Wie kann eine Frau weiterleben, wenn der Mann ihres Lebens verschollen ist? Die zutiefst berührende Geschichte über eine Liebe zwischen zwei Welten, ihren Verlust und die tröstende Kraft der Erinnerung. Nach über 30 Jahren bricht Anne Greves ihr Schweigen und erzählt von der Liebe ihres Lebens. Sie erinnert sich an ihre Jugend im Montreal der 1970er Jahre und an Serey. Gegen den Widerstand ihres Vaters verliebt sie sich leidenschaftlich in den sanften Rebell und Musiker.

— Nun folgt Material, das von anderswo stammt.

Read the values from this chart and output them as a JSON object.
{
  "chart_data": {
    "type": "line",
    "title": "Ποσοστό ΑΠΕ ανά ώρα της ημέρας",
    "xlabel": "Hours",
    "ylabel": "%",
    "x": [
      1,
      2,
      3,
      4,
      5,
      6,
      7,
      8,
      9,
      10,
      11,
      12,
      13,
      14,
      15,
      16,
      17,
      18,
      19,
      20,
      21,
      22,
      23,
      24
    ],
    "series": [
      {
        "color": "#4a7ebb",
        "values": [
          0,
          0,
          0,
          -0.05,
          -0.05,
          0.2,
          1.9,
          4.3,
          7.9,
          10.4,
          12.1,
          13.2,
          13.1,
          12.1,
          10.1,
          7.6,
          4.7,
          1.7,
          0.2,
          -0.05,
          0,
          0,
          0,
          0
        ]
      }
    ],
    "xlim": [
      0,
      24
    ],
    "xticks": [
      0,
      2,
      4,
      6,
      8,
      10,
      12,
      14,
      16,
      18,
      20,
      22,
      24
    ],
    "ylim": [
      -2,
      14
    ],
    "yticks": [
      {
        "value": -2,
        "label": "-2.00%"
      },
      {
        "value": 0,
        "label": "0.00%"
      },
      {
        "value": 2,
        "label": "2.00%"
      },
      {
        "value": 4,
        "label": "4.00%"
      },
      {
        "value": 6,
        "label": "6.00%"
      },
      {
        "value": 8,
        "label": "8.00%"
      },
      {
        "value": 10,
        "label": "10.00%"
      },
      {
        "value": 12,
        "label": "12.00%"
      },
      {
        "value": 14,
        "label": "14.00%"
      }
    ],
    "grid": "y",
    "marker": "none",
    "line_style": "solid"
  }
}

Doch es bleiben ihr nur wenige Monate, bevor Serey in sein Heimatland zurückkehrt, das vom Krieg gepeinigte Kambodscha. Zehn Jahre vergehen ohne ein Wort von ihm, dann folgt sie dem Ruf ihres Herzens. Wie durch ein Wunder finden sich die Liebenden ein zweites Mal. Doch Serey ist nicht mehr derselbe. Tod, Verwüstung und ein gefährliches Geheimnis lasten schwer auf seiner Seele. - Mit poetischer Erzählkraft öffnet Kim Echlin die Augen und die Herzen ihrer Leser, für ein vergessenes Land, unvergessliches Leid und eine große Liebe.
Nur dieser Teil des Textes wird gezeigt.